According to press reports and local residents, Ghazarian and his supporters brawled with a group of other men, including Abrahamian’s son, nephew and bodyguards, in the nearby town of Artashat. The Yerevan daily “Haykakan Zhamanak” said the bodyguards attacked Ghazarian on the street attacked before being themeslves beaten up later in the day.
Abrahamian denied, however, his and his relatives’ and associates’ involvement in the clashes. “There was some brawl between people,” said the speaker. “The police are investigating and the guilty will be punished. What happened has no connection with my bodyguards, my son and my brother’s son.”
The Armenian police held Ghazarian responsible for the incident. Eyewitnesses told RFE/RL that scores of heavily armed police officers descend on Mrgavan hours later, searching the businessman’s and other houses and arresting more than a dozen local residents, including Ghazarian’s wife and several other women.

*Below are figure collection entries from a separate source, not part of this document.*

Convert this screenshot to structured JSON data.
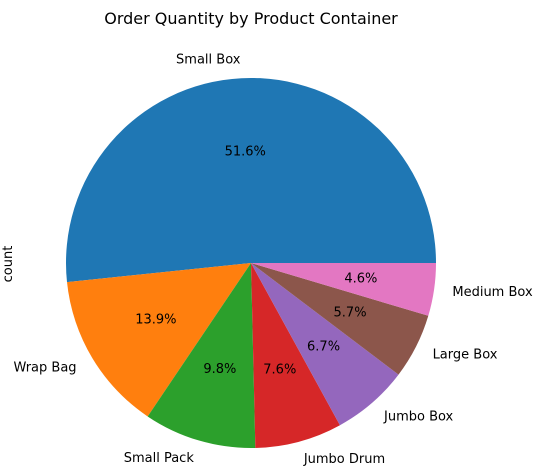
{
  "chart_data": {
    "type": "pie",
    "title": "Order Quantity by Product Container",
    "ylabel": "count",
    "start_angle_deg": 0,
    "direction": "counterclockwise",
    "slices": [
      {
        "label": "Small Box",
        "value": 51.6,
        "pct_label": "51.6%",
        "color": "#1f77b4"
      },
      {
        "label": "Wrap Bag",
        "value": 13.9,
        "pct_label": "13.9%",
        "color": "#ff7f0e"
      },
      {
        "label": "Small Pack",
        "value": 9.8,
        "pct_label": "9.8%",
        "color": "#2ca02c"
      },
      {
        "label": "Jumbo Drum",
        "value": 7.6,
        "pct_label": "7.6%",
        "color": "#d62728"
      },
      {
        "label": "Jumbo Box",
        "value": 6.7,
        "pct_label": "6.7%",
        "color": "#9467bd"
      },
      {
        "label": "Large Box",
        "value": 5.7,
        "pct_label": "5.7%",
        "color": "#8c564b"
      },
      {
        "label": "Medium Box",
        "value": 4.6,
        "pct_label": "4.6%",
        "color": "#e377c2"
      }
    ]
  }
}
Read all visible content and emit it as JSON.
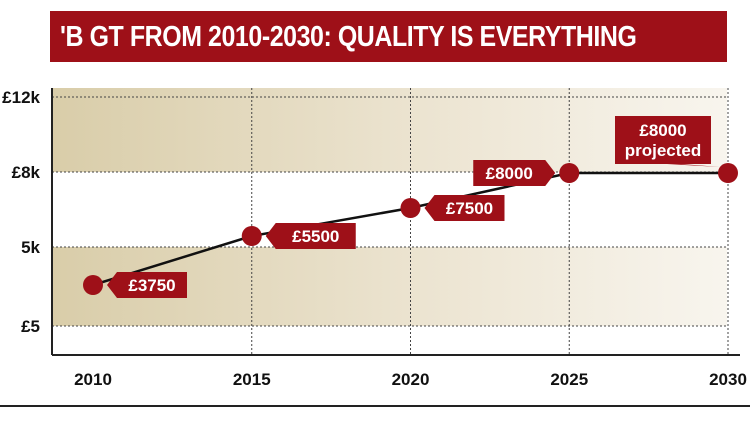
{
  "title": "'B GT FROM 2010-2030: QUALITY IS EVERYTHING",
  "colors": {
    "accent": "#9e1018",
    "band": "#e6dcc5",
    "axis": "#222222"
  },
  "chart_data": {
    "type": "line",
    "title": "'B GT FROM 2010-2030: QUALITY IS EVERYTHING",
    "xlabel": "",
    "ylabel": "",
    "x": [
      2010,
      2015,
      2020,
      2025,
      2030
    ],
    "x_ticks": [
      "2010",
      "2015",
      "2020",
      "2025",
      "2030"
    ],
    "y_ticks": [
      "£12k",
      "£8k",
      "5k",
      "£5"
    ],
    "series": [
      {
        "values": [
          3750,
          5500,
          7500,
          8000,
          8000
        ]
      }
    ],
    "data_labels": [
      "£3750",
      "£5500",
      "£7500",
      "£8000",
      "£8000 projected"
    ],
    "grid": true,
    "shaded_bands": true
  }
}
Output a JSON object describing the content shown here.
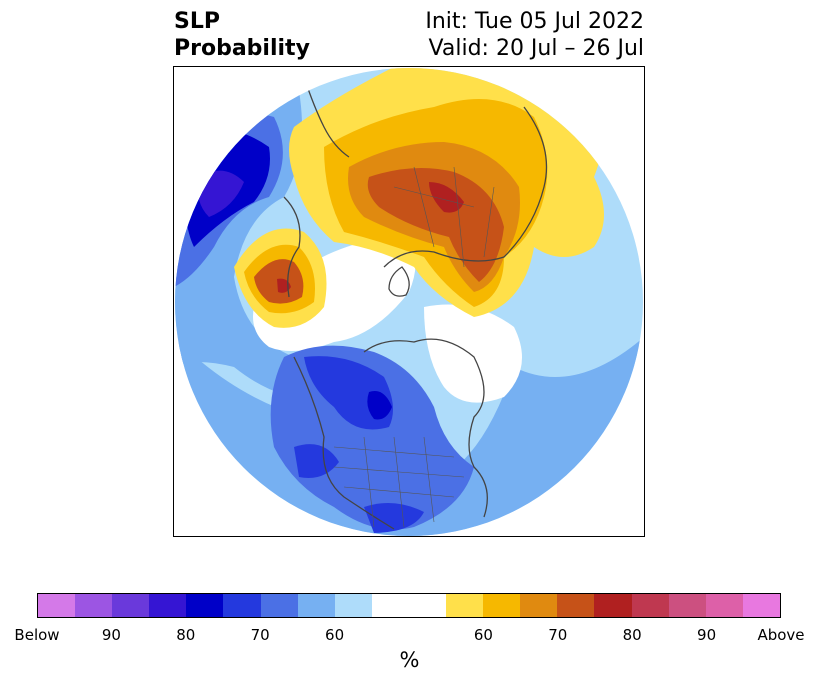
{
  "header": {
    "title_line1": "SLP",
    "title_line2": "Probability",
    "init_text": "Init: Tue 05 Jul 2022",
    "valid_text": "Valid: 20 Jul – 26 Jul"
  },
  "map": {
    "projection": "north-polar-stereographic",
    "features": [
      "coastlines",
      "country-borders",
      "us-state-borders"
    ],
    "regions": [
      {
        "name": "Arctic/Russia high",
        "category": "Above",
        "peak_percent": 80
      },
      {
        "name": "North Pacific high",
        "category": "Above",
        "peak_percent": 80
      },
      {
        "name": "North Atlantic low",
        "category": "Below",
        "peak_percent": 80
      },
      {
        "name": "Central Canada low",
        "category": "Below",
        "peak_percent": 80
      }
    ]
  },
  "colorbar": {
    "colors": [
      "#d479e8",
      "#9c55e3",
      "#6a39db",
      "#3515d3",
      "#0000c8",
      "#2439de",
      "#4b70e5",
      "#76b0f2",
      "#aedcfa",
      "#ffffff",
      "#ffffff",
      "#ffe04a",
      "#f6b800",
      "#e08a10",
      "#c65218",
      "#b02020",
      "#bf3850",
      "#cc5080",
      "#dd60a8",
      "#e878e0"
    ],
    "ticks": [
      "Below",
      "90",
      "80",
      "70",
      "60",
      "60",
      "70",
      "80",
      "90",
      "Above"
    ],
    "label": "%"
  }
}
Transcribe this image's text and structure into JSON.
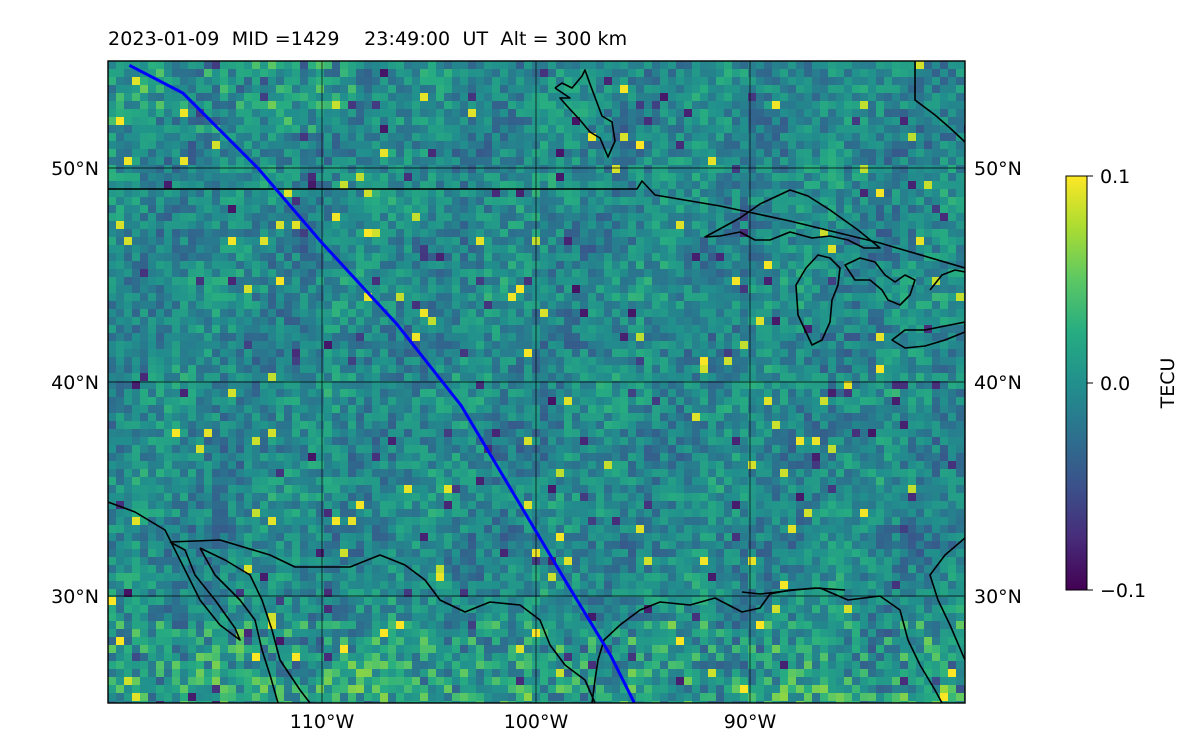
{
  "title": "2023-01-09  MID =1429    23:49:00  UT  Alt = 300 km",
  "map": {
    "lat_labels_left": [
      "50°N",
      "40°N",
      "30°N"
    ],
    "lat_labels_right": [
      "50°N",
      "40°N",
      "30°N"
    ],
    "lon_labels": [
      "110°W",
      "100°W",
      "90°W"
    ]
  },
  "colorbar": {
    "label": "TECU",
    "ticks": [
      "0.1",
      "0.0",
      "−0.1"
    ],
    "range": [
      -0.1,
      0.1
    ],
    "colormap": "viridis"
  },
  "track": {
    "color": "#0000ff",
    "description_points": [
      [
        -119,
        54.8
      ],
      [
        -116.5,
        53.5
      ],
      [
        -113,
        50
      ],
      [
        -110,
        46.5
      ],
      [
        -106.5,
        42.7
      ],
      [
        -103.5,
        38.9
      ],
      [
        -101,
        34.7
      ],
      [
        -98.5,
        30.5
      ],
      [
        -96.5,
        27.2
      ],
      [
        -95.4,
        25
      ]
    ]
  },
  "colors": {
    "background": "#ffffff",
    "coastline": "#000000",
    "grid": "#000000"
  }
}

The women were set free after angry villages demonstrated outside the Artashat police headquaters.
Locals claimed the next day that several of their men remain under police custody. But an official at the Artashat police denied that.

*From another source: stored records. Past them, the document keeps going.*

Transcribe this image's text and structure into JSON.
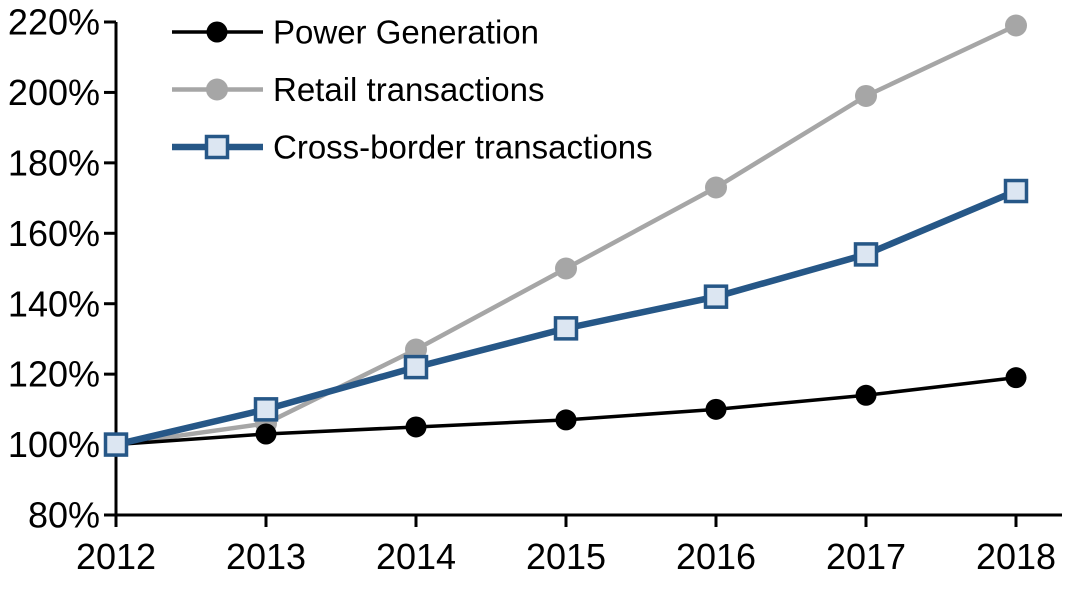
{
  "chart_data": {
    "type": "line",
    "title": "",
    "xlabel": "",
    "ylabel": "",
    "x": [
      2012,
      2013,
      2014,
      2015,
      2016,
      2017,
      2018
    ],
    "x_tick_labels": [
      "2012",
      "2013",
      "2014",
      "2015",
      "2016",
      "2017",
      "2018"
    ],
    "y_ticks": [
      220,
      200,
      180,
      160,
      140,
      120,
      100,
      80
    ],
    "y_tick_labels": [
      "220%",
      "200%",
      "180%",
      "160%",
      "140%",
      "120%",
      "100%",
      "80%"
    ],
    "ylim": [
      80,
      220
    ],
    "grid": false,
    "background": "#ffffff",
    "axis_color": "#000000",
    "legend_position": "top-left-inside",
    "series": [
      {
        "name": "Power Generation",
        "values": [
          100,
          103,
          105,
          107,
          110,
          114,
          119
        ],
        "color": "#000000",
        "marker": "circle",
        "marker_fill": "#000000",
        "marker_size": 10.5,
        "line_width": 3.5,
        "z": 2
      },
      {
        "name": "Retail transactions",
        "values": [
          100,
          106,
          127,
          150,
          173,
          199,
          219
        ],
        "color": "#a6a6a6",
        "marker": "circle",
        "marker_fill": "#a6a6a6",
        "marker_size": 11,
        "line_width": 4.5,
        "z": 1
      },
      {
        "name": "Cross-border transactions",
        "values": [
          100,
          110,
          122,
          133,
          142,
          154,
          172
        ],
        "color": "#265787",
        "marker": "square",
        "marker_fill": "#dce6f2",
        "marker_size": 10.5,
        "line_width": 6.5,
        "z": 3
      }
    ]
  }
}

In a statement, the national police service in Yerevan said Ghazarian, 50, and his 36-year-old brother Mkrtich are now wanted by law-enforcement authorities on suspicion of provoking the violence. The statement said police officers found weapons in the houses of two local men.
The situation in Mrgavan was visibly tense on Thursday, with many villagers giving emotional accounts of plainclothes officers bursting into their homes, beating men and taking away some of them. “They beat my dad and took him away,” one girl told RFE/RL. “This is all I saw.”

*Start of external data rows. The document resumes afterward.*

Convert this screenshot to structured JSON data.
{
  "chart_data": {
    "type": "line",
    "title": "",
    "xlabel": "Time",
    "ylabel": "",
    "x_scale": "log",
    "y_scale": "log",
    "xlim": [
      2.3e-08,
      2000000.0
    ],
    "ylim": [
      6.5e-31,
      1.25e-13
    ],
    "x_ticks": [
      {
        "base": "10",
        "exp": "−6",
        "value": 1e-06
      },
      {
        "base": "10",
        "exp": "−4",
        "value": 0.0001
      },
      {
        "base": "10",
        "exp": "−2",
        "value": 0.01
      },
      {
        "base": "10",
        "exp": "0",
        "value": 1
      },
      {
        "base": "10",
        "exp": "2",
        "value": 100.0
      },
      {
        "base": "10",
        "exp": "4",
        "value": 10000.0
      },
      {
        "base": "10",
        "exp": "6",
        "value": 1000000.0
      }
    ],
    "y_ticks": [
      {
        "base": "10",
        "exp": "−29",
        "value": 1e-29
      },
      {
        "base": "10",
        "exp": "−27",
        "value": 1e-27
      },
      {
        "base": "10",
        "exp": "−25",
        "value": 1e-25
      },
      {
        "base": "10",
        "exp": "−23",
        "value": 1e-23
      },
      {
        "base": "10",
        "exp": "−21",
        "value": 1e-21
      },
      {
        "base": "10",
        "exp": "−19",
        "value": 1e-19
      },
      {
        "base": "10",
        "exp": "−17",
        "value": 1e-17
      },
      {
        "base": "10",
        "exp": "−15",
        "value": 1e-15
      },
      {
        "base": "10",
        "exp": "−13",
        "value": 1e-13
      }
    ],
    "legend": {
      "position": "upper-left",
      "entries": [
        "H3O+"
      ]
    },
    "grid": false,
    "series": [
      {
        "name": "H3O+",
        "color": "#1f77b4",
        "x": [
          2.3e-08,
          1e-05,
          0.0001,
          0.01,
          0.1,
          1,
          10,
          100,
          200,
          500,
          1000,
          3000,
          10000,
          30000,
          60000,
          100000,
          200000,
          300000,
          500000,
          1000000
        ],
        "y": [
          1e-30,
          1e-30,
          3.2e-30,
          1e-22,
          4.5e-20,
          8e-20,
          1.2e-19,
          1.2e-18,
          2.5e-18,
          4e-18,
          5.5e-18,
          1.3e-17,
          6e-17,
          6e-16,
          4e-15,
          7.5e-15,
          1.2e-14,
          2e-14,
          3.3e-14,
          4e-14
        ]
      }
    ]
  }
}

One young woman said the police were looking for her husband Arayik. “They were saying, ‘Tell your husband to come out and we’ll let you go,’” she told RFE/RL. “I said, ‘How can I tell if I don’t know where he is right now?’”
“They swore at my mother and jostled me while the kids cried,” said another woman. “Then my father came in and one of the men swore at my father.” The latter was then taken away, she said.
Members of Ghazarian’s family insisted that the clashes stemmed from a festering feud between the fugitive businessman. “Hovik Abrhamian wants to control everything,” one of them said. “Nobody has the right to do anything without his approval here.”
“This is yet another slander,” countered the influential speaker. “Journalists don’t always tell the truth.”
Artashat and surrounding villaged have for years been considered the de facto fiefdom of Abrahamian and his extended family which is believed to control much of economic activity there. The wine-growing area is also notorious for politically motivated violence against opposition politicians and activists.
Abrahamian and Ghazarian, who has until now managed the Artashat branch of Armenia’s national gas distribution company, are said to have been on good terms until a local election in Mrgavan in which they reportedly backed rival candidates. Bad blood between them flared up into a violent confrontation on April 4 reportedly involving Abrahamian’s son and nephew.
The two young men allegedly unleashed a hail of automatic gunfire at Ghazarian’s house after a drunken assault on a taxi firm belonging to him. Two of its cars were set on fire and destroyed as a result. Abrahamian subsequently claimed that his son had no part in the violence but did not deny his nephew’s involvement.
Later in April, President Serzh Sarkisian publicly expressed concern about this and other violent disputes involving government loyalists and pledged to “drastically toughen our reaction to such incidents.” “If a son or a relative of an official is involved in a crime, we will take strict measures,” he said.